C’est après le constat de cette beauté du soleil qui se couche que nous avons la confirmation que c’est un spectacle quotidien pour le poète-narrateur : « Every day I look at the world from my window ». Il ne se préoccupe de rien d’autre que de ce moment où le soleil se couche, c’est pour lui sa raison de vivre : » I don’t feel afraid, as long as I gaze on Waterloo sunset I am in paradise ». Sa force de conviction est telle que pour le dernier couplet, il embarque les deux personnages secondaires de la chanson (Terry et July) dans son trip, et le « je » devient « ils ». Le soleil ne l’a-t-il pas aveuglé à force de contemplation, pour qu’il en vienne à croire que sa passion est contagieuse ? Les choeurs très lyriques semblent aller dans le sens d’interprétation de « Waterloo Sunset » comme une chanson de l’illusion, où le poète-narrateur ne se rend pas compte que les gens alentour se fichent du soleil. Tandis que « Who Loves the Sun » était cruellement lucide, « Waterloo Sunset » est cruellement décalée.

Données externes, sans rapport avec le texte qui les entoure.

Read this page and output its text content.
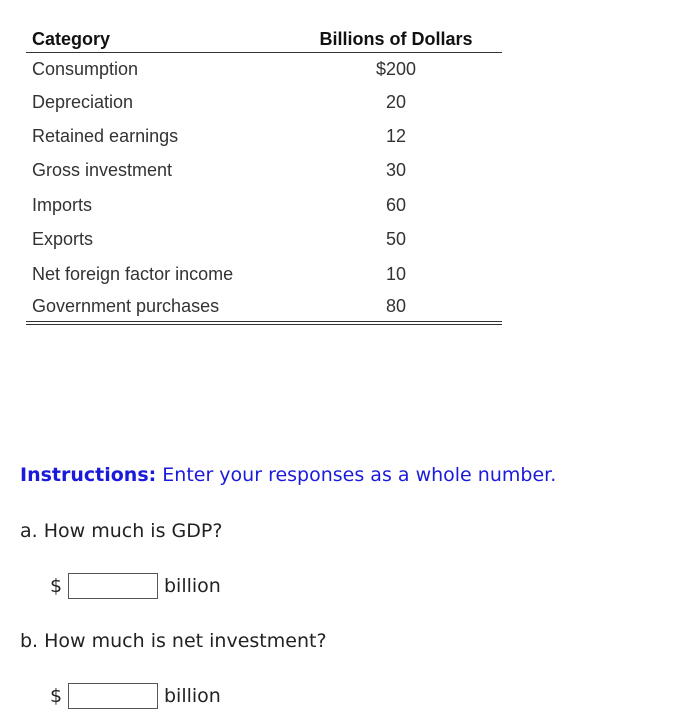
Category	Billions of Dollars
Consumption	$200
Depreciation	20
Retained earnings	12
Gross investment	30
Imports	60
Exports	50
Net foreign factor income	10
Government purchases	80
Instructions: Enter your responses as a whole number.
a. How much is GDP?
$	billion
b. How much is net investment?
$	billion
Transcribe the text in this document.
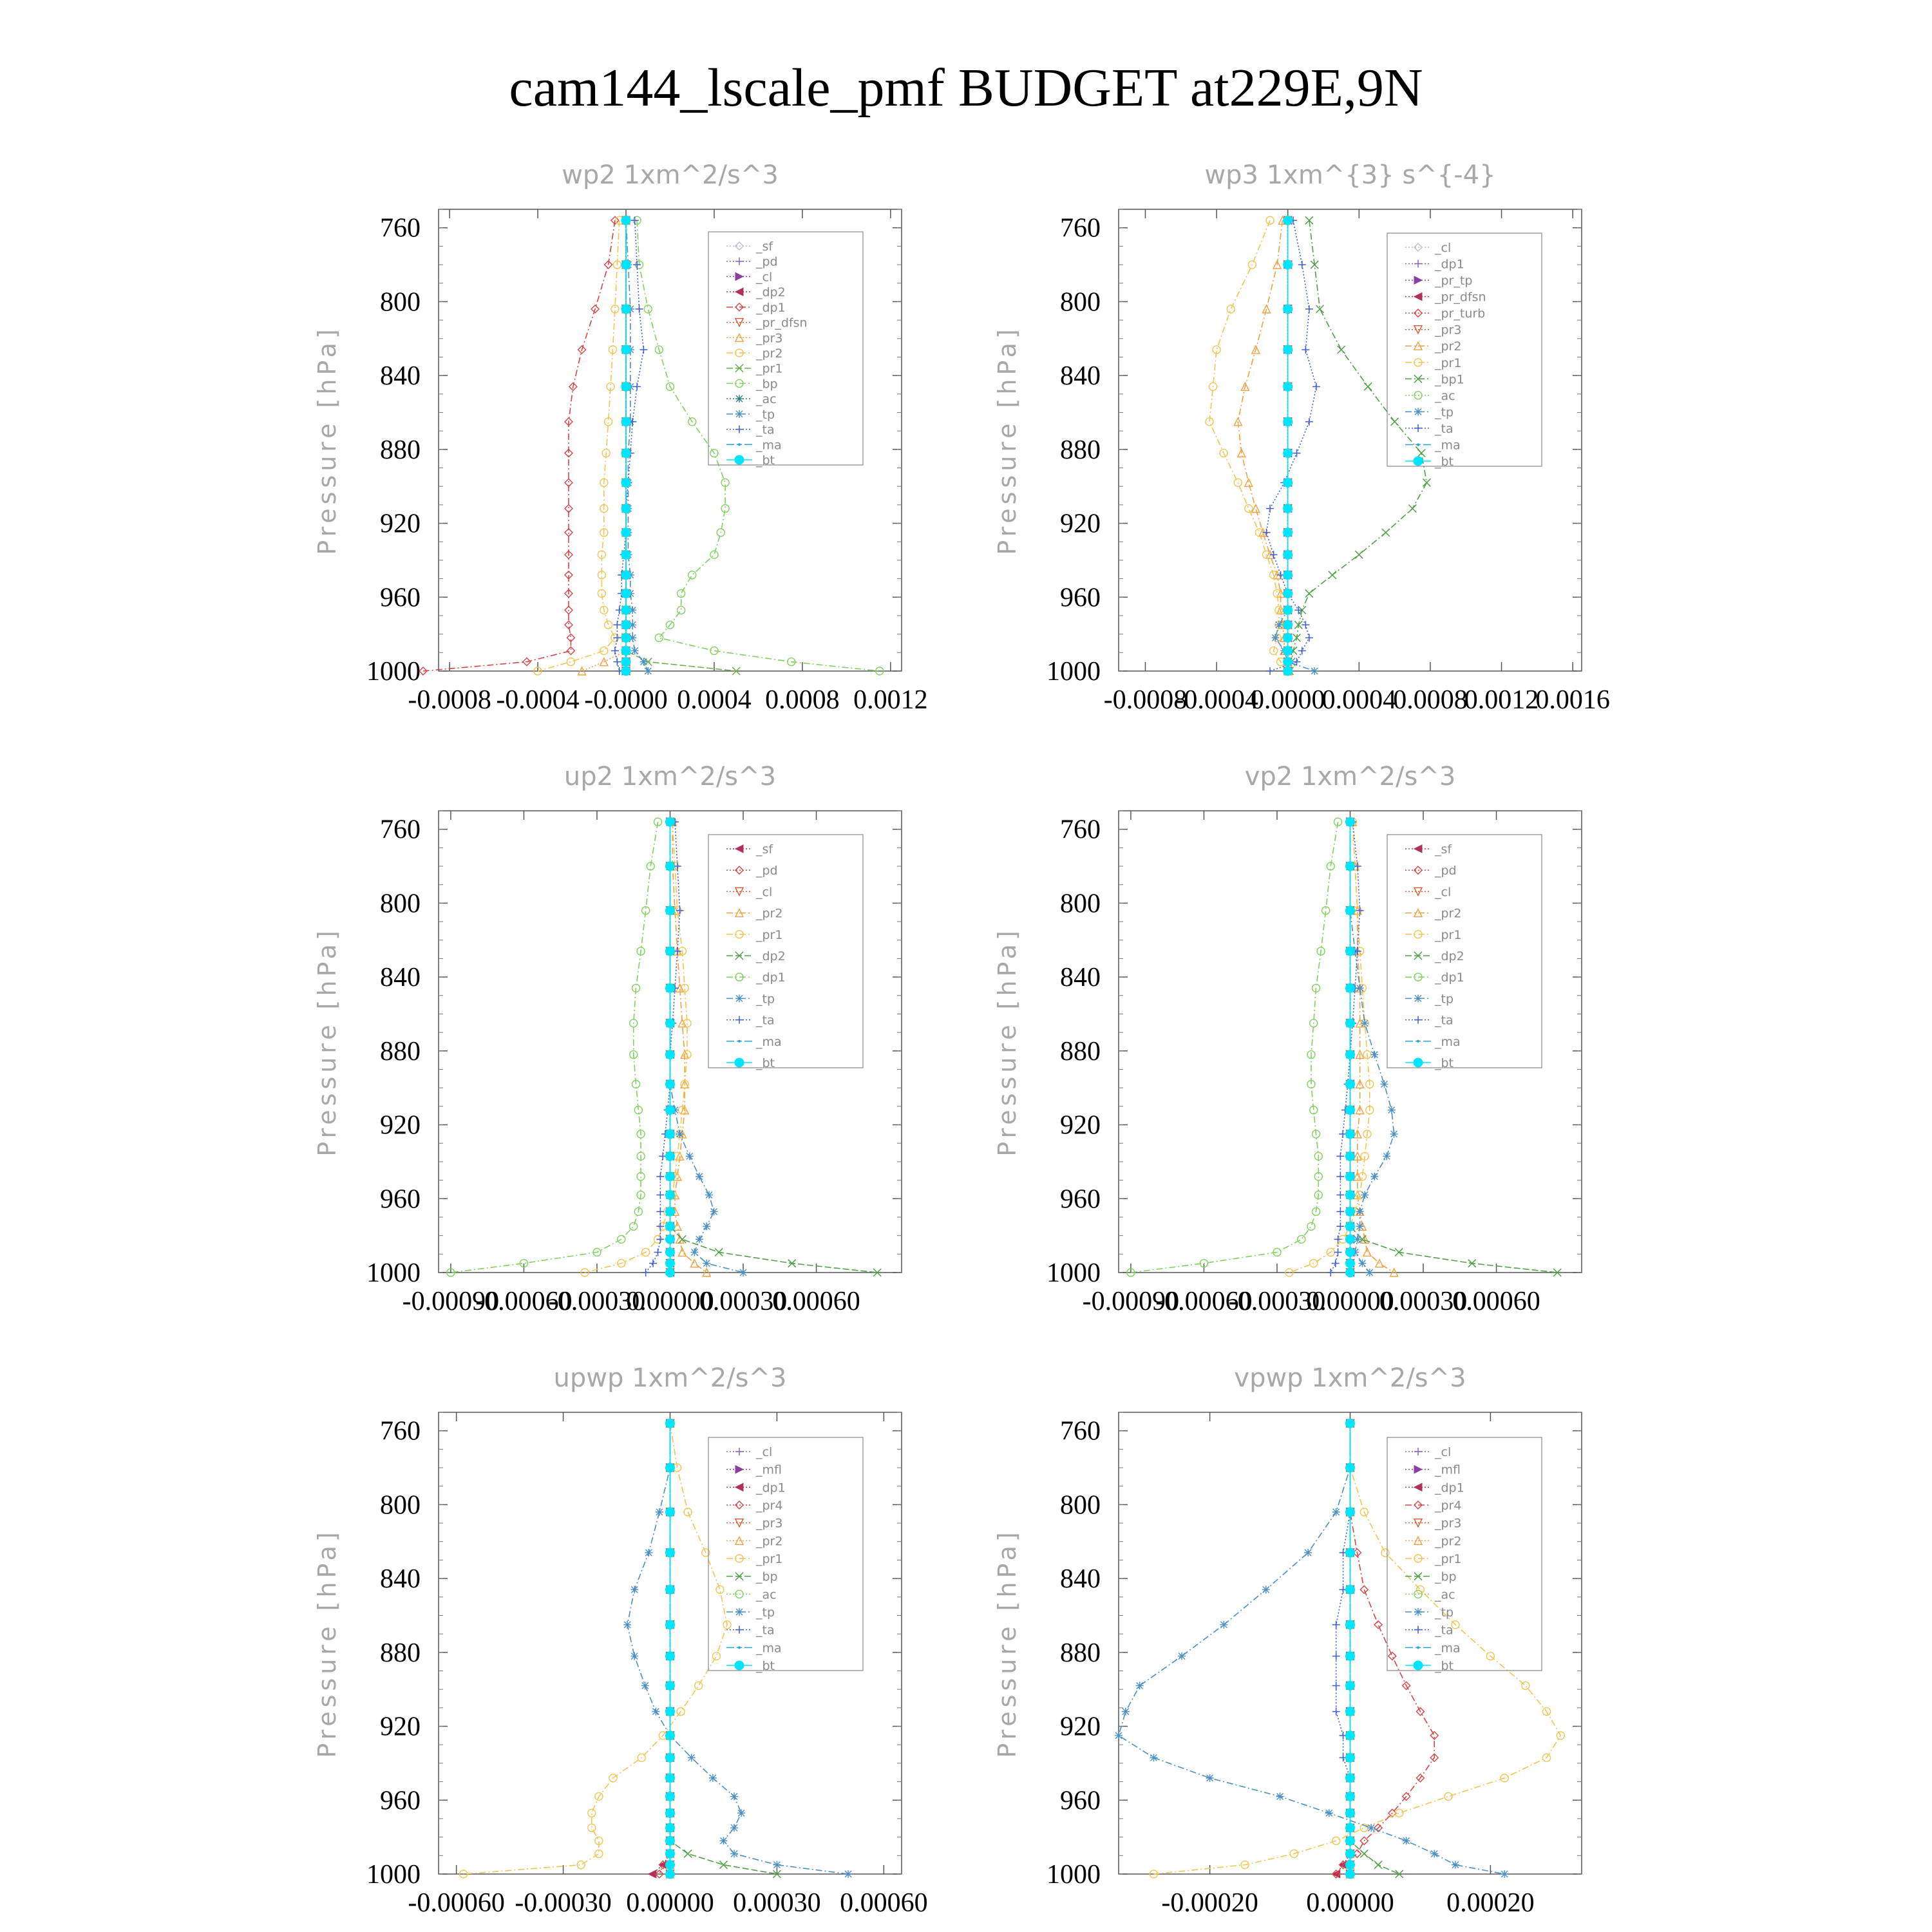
cam144_lscale_pmf BUDGET at229E,9N
wp2 1xm^2/s^3
Pressure [hPa]
760
800
840
880
920
960
1000
-0.0008 -0.0004 -0.0000 0.0004 0.0008 0.0012
_sf
_pd
_cl
_dp2
_dp1
_pr_dfsn
_pr3
_pr2
_pr1
_bp
_ac
_tp
_ta
_ma
_bt
wp3 1xm^{3} s^{-4}
Pressure [hPa]
760
800
840
880
920
960
1000
-0.0008
-0.0004
0.0000
0.0004
0.0008
0.0012
0.0016
_cl
_dp1
_pr_tp
_pr_dfsn
_pr_turb
_pr3
_pr2
_pr1
_bp1
_ac
_tp
_ta
_ma
_bt
up2 1xm^2/s^3
Pressure [hPa]
760
800
840
880
920
960
1000
-0.00090
-0.00060
-0.00030
0.00000
0.00030
0.00060
_sf
_pd
_cl
_pr2
_pr1
_dp2
_dp1
_tp
_ta
_ma
_bt
vp2 1xm^2/s^3
Pressure [hPa]
760
800
840
880
920
960
1000
-0.00090
-0.00060
-0.00030
0.00000
0.00030
0.00060
_sf
_pd
_cl
_pr2
_pr1
_dp2
_dp1
_tp
_ta
_ma
_bt
upwp 1xm^2/s^3
Pressure [hPa]
760
800
840
880
920
960
1000
-0.00060 -0.00030 0.00000 0.00030 0.00060
_cl
_mfl
_dp1
_pr4
_pr3
_pr2
_pr1
_bp
_ac
_tp
_ta
_ma
_bt
vpwp 1xm^2/s^3
Pressure [hPa]
760
800
840
880
920
960
1000
-0.00020 0.00000 0.00020
_cl
_mfl
_dp1
_pr4
_pr3
_pr2
_pr1
_bp
_ac
_tp
_ta
_ma
_bt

Etape 6 : Bivouaquer et faire un feu de bois en chantant le soleil qui s’évanouit
Le folk étant sans doute le style musical le plus ancré dans les réalités du monde terrestre, ce n’est pas étonnant que ce style abonde de chansons évoquant le soleil. On peut d’abord aller faire un petit tour du côté de chez Nick Drake, jeune homme en proie à la mélancolie, mais aussi auteur-compositeur à la sensibilité rare. Pink Moon, le dernier album avant son suicide, recèle de trésors mélodiques et poétiques. Le sixième morceau « Things Behind the Sun » est l’un d’eux. Un morceau grave qui nous donne lucidement quelques leçons de vie avant de nous inviter mystérieusement à aller voir les choses au-delà du soleil. On peut aussi revenir au premier album de Nick Drake et écouter « Saturday Sun ».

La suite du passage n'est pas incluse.